2. Calculate the frictional force:
Frictional force (F_friction) = coefficient of kinetic friction * normal force

The normal force (F_normal) is equal to the weight (mg) of the box:
F_normal = m * g
where m is the mass of the box (40 kg) and g is the acceleration due to gravity (9.8 m/s²).

F_normal = 40 kg * 9.8 m/s²
F_normal = 392 N

F_friction = 0.45 * F_normal
F_friction = 0.45 * 392 N
F_friction ≈ 176.4 N

3. Calculate the net force in the horizontal direction:
Net force (F_net) = F_hor - F_friction

F_net = 148.542 N - 176.4 N
F_net ≈ -27.858 N

The negative sign indicates that the net force is acting in the opposite direction of the applied force.

4. Calculate the acceleration of the box:
Using Newton's second law of motion: F_net = m * a

-27.858 N = 40 kg * a

a = -27.858 N / 40 kg
a ≈ -0.69645 m/s²

The negative sign indicates that the box is decelerating or moving in the opposite direction of the applied force. Therefore, the acceleration of the box is approximately -0.69645 m/s².

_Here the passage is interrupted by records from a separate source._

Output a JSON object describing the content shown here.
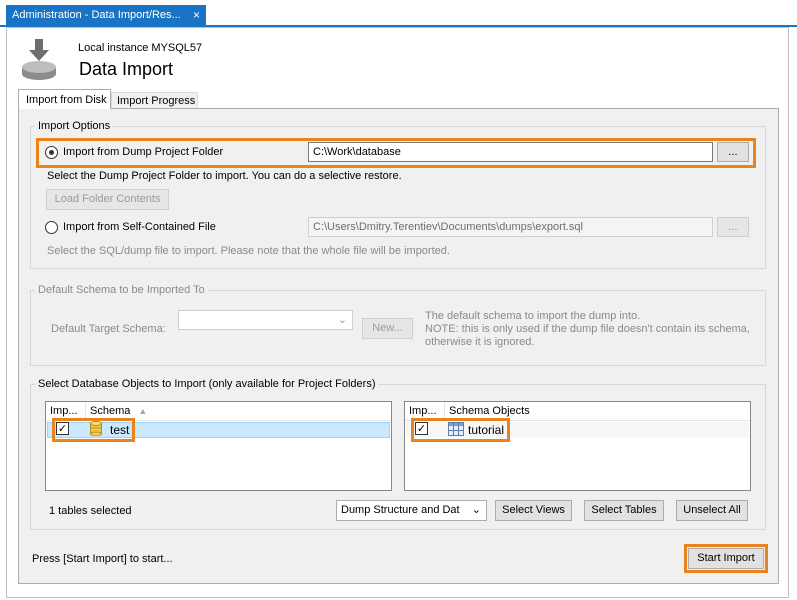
{
  "window_tab": {
    "title": "Administration - Data Import/Res...",
    "close": "×"
  },
  "header": {
    "instance": "Local instance MYSQL57",
    "title": "Data Import"
  },
  "tabs": [
    {
      "label": "Import from Disk",
      "active": true
    },
    {
      "label": "Import Progress",
      "active": false
    }
  ],
  "import_options": {
    "group_label": "Import Options",
    "dump_folder": {
      "label": "Import from Dump Project Folder",
      "value": "C:\\Work\\database",
      "browse": "...",
      "selected": true
    },
    "dump_folder_hint": "Select the Dump Project Folder to import. You can do a selective restore.",
    "load_folder_button": "Load Folder Contents",
    "self_contained": {
      "label": "Import from Self-Contained File",
      "value": "C:\\Users\\Dmitry.Terentiev\\Documents\\dumps\\export.sql",
      "browse": "...",
      "selected": false
    },
    "self_contained_hint": "Select the SQL/dump file to import. Please note that the whole file will be imported."
  },
  "default_schema": {
    "group_label": "Default Schema to be Imported To",
    "target_label": "Default Target Schema:",
    "target_value": "",
    "new_button": "New...",
    "note_line1": "The default schema to import the dump into.",
    "note_line2": "NOTE: this is only used if the dump file doesn't contain its schema,",
    "note_line3": "otherwise it is ignored."
  },
  "objects": {
    "group_label": "Select Database Objects to Import (only available for Project Folders)",
    "schema_list": {
      "col_import": "Imp...",
      "col_name": "Schema",
      "rows": [
        {
          "checked": true,
          "name": "test"
        }
      ]
    },
    "objects_list": {
      "col_import": "Imp...",
      "col_name": "Schema Objects",
      "rows": [
        {
          "checked": true,
          "name": "tutorial"
        }
      ]
    },
    "selected_count": "1 tables selected",
    "dump_mode": "Dump Structure and Dat",
    "select_views": "Select Views",
    "select_tables": "Select Tables",
    "unselect_all": "Unselect All"
  },
  "footer": {
    "status": "Press [Start Import] to start...",
    "start_button": "Start Import"
  },
  "colors": {
    "accent": "#1a74c6",
    "highlight": "#e8831e"
  }
}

To find the acceleration of the box, we can use Newton's second law of motion, which states that the acceleration of an object is directly proportional to the net force acting on it and inversely proportional to its mass.

Let's break down the forces acting on the box:

1. Applied force (F_applied): The force the clerk applies to move the box with a magnitude of 173.0 N at an angle of 31° with the horizontal.

2. Force of gravity (F_gravity): The weight of the box due to the gravitational force pulling it downward. This force can be calculated as the product of the mass (m) of the box and the acceleration due to gravity (g ≈ 9.8 m/s²).

3. Force of friction (F_friction): The frictional force between the box and the floor. This force opposes the motion and can be calculated as the product of the coefficient of kinetic friction (μ_k) and the normal force (F_normal), where F_normal is the force exerted by the box on the floor perpendicular to the surface.

Now, let's determine the different forces and find the acceleration of the box.

1. Resolve the applied force into its horizontal and vertical components:
F_applied_horizontal = F_applied * cos(31°)
F_applied_vertical = F_applied * sin(31°)

2. Determine the force of gravity:
F_gravity = m * g

3. Determine the normal force:
F_normal = F_gravity = m * g

4. Calculate the force of friction:
F_friction = μ_k * F_normal

5. Calculate the net horizontal force (F_net_horizontal):
F_net_horizontal = F_applied_horizontal - F_friction

6. Use Newton's second law to find the acceleration (a) of the box:
F_net_horizontal = m * a

Now, substitute the known values into the equations and solve for the acceleration:

F_applied_horizontal = 173.0 N * cos(31°) ≈ 146.391 N
F_applied_vertical = 173.0 N * sin(31°) ≈ 88.508 N
F_gravity = 40 kg * 9.8 m/s² ≈ 392 N
F_normal = F_gravity = 392 N
F_friction = 0.45 * 392 N ≈ 176.4 N
F_net_horizontal = 146.391 N - 176.4 N ≈ -30.009 N
m = 40 kg

Using F_net_horizontal = m * a:
-30.009 N = 40 kg * a

Divide both sides by 40 kg to solve for a:
a ≈ -0.750 N/kg

The negative sign indicates that the box is decelerating or moving in the opposite direction to the applied force. The magnitude of acceleration is approximately 0.750 m/s².